“You boosted the ante five hundred dollars and took those documents. Well, you can’t get away with it. You have no right to them. I’m Fremont’s widow. I’m entitled to everything in the estate. Give me those papers at once.”
“There is some doubt,” Mason told her, “about just who will be settling up the estate. There is even some doubt about your being Fremont Sabin’s widow.”
“You tangle with me,” she said, “and you’ll be sorry. I want those papers, and I’m going to get them. You can save time by turning them over to me now.”
“But I see no reason to save time,” Mason told her, smiling coldly. “I’m not in a hurry.”
Her eyes glittered with the intensity of her feeling. “You,” she said, “are going to try to frame something on Steve. You can’t make it stick. I’m warning you.”
“Frame what on him?” Mason asked.
“You know perfectly well.
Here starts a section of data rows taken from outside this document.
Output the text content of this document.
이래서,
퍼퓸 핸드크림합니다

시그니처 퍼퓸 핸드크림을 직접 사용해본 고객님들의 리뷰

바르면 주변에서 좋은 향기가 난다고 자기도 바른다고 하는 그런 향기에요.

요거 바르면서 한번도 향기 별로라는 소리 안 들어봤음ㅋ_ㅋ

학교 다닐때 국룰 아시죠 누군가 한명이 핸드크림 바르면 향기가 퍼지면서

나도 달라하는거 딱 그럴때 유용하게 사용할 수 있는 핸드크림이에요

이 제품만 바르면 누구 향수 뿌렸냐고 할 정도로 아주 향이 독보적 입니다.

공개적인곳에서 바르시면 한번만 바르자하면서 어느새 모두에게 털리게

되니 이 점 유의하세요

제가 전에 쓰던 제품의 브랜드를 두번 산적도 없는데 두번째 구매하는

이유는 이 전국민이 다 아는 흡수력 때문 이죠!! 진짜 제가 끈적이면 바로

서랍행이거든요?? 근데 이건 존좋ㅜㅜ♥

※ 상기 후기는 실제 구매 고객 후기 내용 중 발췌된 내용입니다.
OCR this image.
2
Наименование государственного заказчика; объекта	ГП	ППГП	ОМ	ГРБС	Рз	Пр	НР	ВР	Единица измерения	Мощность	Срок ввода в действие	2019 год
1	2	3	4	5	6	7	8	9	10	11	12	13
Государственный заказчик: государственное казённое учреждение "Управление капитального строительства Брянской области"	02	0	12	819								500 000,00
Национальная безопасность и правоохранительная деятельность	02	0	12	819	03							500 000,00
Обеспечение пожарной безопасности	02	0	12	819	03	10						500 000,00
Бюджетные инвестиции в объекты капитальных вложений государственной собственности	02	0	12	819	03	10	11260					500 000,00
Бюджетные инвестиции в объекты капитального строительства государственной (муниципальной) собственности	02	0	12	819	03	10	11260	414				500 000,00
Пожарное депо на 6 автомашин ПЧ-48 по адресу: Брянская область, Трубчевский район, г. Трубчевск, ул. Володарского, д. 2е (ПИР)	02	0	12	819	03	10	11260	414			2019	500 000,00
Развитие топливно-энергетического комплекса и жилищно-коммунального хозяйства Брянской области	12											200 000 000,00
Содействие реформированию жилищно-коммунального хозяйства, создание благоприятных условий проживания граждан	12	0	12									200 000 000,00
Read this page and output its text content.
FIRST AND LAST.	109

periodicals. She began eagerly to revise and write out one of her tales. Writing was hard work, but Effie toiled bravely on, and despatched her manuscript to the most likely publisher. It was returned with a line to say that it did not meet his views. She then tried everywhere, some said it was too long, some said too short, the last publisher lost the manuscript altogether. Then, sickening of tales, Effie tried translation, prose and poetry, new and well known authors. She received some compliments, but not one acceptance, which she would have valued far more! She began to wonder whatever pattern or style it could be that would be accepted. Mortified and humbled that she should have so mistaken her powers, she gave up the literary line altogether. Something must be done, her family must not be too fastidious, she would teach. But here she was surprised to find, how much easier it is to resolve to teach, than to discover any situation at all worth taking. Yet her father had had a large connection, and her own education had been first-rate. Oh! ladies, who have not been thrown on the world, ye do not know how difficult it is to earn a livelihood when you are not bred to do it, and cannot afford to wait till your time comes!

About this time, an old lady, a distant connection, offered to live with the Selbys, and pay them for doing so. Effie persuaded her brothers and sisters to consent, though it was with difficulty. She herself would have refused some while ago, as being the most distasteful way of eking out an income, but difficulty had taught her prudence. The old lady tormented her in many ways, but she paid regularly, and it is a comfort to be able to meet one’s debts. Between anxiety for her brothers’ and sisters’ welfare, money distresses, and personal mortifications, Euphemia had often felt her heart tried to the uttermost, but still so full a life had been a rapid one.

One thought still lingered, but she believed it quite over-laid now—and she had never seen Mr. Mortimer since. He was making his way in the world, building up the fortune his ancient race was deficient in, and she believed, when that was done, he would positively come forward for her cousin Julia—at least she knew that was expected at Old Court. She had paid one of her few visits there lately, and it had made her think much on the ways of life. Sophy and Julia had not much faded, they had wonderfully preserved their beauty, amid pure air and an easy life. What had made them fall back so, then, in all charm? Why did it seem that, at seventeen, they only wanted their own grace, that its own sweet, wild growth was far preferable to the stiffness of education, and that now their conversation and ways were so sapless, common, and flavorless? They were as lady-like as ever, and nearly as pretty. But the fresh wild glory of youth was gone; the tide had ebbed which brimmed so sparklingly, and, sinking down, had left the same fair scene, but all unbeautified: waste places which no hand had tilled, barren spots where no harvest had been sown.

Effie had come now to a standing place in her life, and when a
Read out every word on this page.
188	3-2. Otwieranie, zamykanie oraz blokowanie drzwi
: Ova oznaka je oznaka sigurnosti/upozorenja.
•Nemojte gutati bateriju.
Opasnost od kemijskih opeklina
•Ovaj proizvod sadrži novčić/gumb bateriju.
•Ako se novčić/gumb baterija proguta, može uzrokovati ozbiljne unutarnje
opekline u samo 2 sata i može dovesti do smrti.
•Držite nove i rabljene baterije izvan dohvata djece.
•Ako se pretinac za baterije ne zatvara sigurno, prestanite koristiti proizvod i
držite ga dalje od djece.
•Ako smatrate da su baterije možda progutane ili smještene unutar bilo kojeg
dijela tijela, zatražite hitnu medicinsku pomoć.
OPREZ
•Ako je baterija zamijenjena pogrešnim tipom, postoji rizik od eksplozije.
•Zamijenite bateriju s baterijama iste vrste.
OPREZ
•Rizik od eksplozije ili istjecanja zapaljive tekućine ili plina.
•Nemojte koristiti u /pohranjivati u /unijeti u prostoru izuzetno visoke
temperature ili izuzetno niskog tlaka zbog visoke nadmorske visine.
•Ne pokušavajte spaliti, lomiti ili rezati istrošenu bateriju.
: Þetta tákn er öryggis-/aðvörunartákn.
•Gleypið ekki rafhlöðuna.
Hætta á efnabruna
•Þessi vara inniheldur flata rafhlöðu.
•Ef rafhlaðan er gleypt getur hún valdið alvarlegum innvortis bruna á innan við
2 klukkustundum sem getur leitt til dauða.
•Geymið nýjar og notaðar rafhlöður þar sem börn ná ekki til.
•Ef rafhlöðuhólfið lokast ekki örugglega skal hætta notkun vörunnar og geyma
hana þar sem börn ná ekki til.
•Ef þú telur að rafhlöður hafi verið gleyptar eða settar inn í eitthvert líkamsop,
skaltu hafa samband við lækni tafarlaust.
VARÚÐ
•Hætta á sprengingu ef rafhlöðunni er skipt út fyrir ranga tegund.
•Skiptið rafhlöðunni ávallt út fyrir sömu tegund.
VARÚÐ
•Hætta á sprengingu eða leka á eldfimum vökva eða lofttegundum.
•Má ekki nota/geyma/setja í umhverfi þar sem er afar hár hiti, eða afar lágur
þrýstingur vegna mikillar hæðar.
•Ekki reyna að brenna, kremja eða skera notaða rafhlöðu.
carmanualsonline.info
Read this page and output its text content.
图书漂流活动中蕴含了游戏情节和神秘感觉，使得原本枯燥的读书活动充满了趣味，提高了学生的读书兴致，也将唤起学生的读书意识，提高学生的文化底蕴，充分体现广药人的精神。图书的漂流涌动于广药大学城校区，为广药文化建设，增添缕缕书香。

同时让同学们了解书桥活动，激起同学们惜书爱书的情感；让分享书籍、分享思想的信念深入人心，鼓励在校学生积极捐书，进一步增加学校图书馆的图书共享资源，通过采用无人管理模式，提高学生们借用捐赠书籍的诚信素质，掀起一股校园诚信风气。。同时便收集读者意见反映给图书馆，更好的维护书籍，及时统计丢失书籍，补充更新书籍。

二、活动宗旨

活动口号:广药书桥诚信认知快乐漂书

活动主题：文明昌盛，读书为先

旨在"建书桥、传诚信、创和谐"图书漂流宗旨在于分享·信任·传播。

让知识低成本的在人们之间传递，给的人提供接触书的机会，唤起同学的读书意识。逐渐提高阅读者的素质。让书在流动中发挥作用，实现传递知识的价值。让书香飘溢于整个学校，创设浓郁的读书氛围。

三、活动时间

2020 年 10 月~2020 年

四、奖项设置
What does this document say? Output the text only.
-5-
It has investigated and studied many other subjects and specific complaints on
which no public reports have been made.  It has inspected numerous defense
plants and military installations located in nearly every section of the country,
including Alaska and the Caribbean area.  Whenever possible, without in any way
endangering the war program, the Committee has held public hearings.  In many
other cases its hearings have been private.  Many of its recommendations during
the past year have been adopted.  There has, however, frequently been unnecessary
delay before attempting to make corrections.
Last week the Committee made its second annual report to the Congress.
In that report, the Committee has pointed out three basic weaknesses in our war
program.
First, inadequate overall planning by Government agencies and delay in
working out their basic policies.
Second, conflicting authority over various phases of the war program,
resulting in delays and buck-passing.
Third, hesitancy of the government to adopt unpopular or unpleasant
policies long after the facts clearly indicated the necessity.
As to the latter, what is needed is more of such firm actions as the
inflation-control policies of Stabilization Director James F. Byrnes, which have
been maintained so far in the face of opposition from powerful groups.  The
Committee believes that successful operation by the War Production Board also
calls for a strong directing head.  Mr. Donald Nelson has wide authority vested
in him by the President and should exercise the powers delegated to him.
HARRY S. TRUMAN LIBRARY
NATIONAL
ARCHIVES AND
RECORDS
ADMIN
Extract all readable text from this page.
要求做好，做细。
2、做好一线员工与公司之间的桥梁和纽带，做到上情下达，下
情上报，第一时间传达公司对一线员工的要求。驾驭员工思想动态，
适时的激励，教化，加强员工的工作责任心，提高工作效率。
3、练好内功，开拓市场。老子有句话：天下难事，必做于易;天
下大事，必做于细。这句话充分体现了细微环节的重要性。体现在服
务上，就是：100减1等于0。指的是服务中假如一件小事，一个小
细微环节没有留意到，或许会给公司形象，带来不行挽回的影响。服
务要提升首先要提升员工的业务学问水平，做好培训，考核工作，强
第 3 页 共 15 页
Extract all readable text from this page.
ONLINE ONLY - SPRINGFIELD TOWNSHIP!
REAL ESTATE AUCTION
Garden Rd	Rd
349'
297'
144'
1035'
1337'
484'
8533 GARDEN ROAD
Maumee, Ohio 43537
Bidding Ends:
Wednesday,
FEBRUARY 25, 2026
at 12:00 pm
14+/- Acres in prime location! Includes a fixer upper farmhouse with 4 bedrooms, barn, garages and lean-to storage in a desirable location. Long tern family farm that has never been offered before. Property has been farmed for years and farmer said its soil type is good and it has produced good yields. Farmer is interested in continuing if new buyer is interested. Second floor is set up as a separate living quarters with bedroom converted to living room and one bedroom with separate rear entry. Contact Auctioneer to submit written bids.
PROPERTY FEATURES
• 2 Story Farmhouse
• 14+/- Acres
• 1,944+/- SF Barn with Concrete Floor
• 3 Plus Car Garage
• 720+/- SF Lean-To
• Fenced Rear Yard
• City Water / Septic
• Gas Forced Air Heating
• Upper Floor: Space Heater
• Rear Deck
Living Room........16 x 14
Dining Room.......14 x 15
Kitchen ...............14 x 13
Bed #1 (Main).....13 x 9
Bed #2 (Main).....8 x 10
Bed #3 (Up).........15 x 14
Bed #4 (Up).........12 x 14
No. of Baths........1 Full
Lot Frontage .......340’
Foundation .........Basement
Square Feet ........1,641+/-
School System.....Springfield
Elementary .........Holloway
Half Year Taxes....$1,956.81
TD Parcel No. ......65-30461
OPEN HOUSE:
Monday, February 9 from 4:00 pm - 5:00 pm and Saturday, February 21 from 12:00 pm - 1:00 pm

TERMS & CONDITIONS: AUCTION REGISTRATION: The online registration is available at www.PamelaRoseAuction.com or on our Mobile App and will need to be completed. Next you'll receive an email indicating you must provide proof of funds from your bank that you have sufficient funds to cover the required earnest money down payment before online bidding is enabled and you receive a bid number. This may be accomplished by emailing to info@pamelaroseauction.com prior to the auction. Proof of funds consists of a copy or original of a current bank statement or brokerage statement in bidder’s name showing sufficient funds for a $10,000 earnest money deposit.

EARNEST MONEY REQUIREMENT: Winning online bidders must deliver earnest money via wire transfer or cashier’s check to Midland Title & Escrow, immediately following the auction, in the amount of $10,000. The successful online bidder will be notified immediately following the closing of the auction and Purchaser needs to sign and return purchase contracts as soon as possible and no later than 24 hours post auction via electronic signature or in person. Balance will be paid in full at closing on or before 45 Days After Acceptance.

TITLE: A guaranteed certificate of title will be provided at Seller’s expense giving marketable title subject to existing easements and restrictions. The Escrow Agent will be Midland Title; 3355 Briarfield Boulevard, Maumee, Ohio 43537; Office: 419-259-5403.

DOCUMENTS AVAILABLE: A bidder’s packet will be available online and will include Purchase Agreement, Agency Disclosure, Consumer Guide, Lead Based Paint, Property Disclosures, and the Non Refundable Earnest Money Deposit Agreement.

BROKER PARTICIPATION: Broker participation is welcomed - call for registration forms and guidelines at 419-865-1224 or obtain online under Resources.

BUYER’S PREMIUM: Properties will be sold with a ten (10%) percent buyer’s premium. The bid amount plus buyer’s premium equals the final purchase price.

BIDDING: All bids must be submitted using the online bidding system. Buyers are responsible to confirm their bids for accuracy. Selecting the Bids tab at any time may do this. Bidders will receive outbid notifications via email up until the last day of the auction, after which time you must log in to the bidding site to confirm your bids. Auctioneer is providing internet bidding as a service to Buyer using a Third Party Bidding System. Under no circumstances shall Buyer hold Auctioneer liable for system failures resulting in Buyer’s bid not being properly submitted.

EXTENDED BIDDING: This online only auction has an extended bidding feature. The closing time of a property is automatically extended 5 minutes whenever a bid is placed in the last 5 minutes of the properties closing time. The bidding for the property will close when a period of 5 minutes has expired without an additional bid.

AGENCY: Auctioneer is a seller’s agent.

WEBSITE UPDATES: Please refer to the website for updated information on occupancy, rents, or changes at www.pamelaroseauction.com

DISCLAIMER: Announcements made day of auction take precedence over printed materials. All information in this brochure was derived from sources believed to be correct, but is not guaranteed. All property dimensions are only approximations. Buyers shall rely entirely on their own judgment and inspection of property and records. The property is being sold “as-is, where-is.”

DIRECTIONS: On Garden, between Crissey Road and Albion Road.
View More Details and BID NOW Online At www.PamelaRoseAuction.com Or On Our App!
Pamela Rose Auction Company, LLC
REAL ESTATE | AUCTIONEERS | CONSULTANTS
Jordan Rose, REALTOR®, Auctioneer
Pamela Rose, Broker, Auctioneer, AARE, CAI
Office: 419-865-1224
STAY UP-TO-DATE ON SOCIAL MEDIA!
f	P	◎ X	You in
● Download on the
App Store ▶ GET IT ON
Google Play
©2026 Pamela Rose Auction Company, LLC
Those forgeries.”
Mason said, “I’m not framing anything on anybody. I’m simply taking charge of evidence.”
“Well, you have no right to take charge of it. I’ll take charge of it myself.”
“Oh, no,” Mason said, “I couldn’t think of letting you do that. You might lose the forged checks. After all, this is rather a trying and exciting time, Mrs. Sabin. If you should mislay these checks and couldn’t find them again, it would give the forger altogether too much of a break — particularly when we consider that the forger is, in all probability, the murderer.”